Reducing End-to-End Latency of Cause-Effect Chains with Shared Cache Analysis
Cause-effect chains, as a widely used modeling method in real-time embedded systems, are extensively applied in various safety-critical domains. End-to-end latency, as a key real-time attribute of cause-effect chains, is crucial in many applications. But the analysis of end-to-end latency for cause-effect chains on multicore platforms with shared caches still presents an unresolved issue. Traditional methods typically assume that the worst-case execution time (WCET) of each task in the cause-effect chain is known. However, in the absence of scheduling information, these methods often assume that all shared cache accesses result in misses, leading to an overestimation of WCET and, consequently, affecting the accuracy of end-to-end latency.
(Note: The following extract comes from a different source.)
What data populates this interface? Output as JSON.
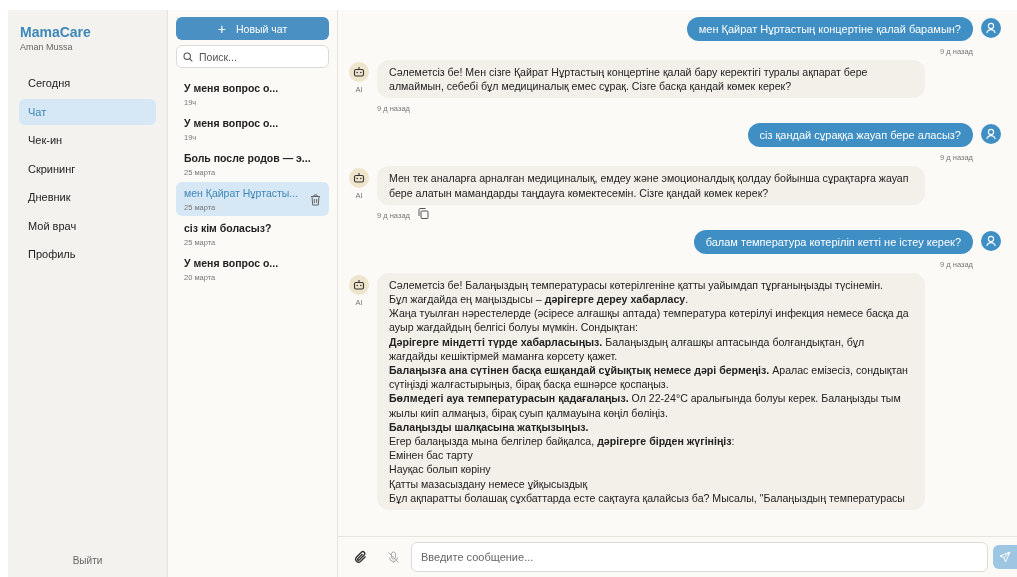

However, effectively integrating scheduling information into the WCET analysis process of the chains may introduce two challenges: first, how to leverage the structural characteristics of the chains to optimize shared cache analysis, and second, how to improve analysis accuracy while avoiding state space explosion. To address these issues, this paper proposes a novel end-to-end latency analysis framework designed for multi-chain systems on multicore platforms with shared caches. This framework extracts scheduling information and structural characteristics of cause-effect chains, constructing fine-grained and scalable inter-core memory access contexts at the basic block level for time-sensitive shared cache analysis. This results in more accurate WCET (TSC-WCET) estimates, which are then used to derive the end-to-end latency. Finally, we conduct experiments on dual-core and quad-core systems with various cache configurations, which show that under certain settings, the average maximum end-to-end latency of cause-effect chains is reduced by up to 34% and 26%.
💡 Research Summary
The paper tackles the long‑standing problem of accurately estimating end‑to‑end latency for cause‑effect chains running on multicore platforms that share a common L2 cache. Traditional approaches assume that the worst‑case execution time (WCET) of each task is known a priori and, lacking concrete scheduling information, they conservatively treat every shared‑cache access as a miss. This leads to severe over‑pessimism that propagates to the end‑to‑end latency bound, making the analysis unusable for safety‑critical domains such as automotive electronics or industrial control.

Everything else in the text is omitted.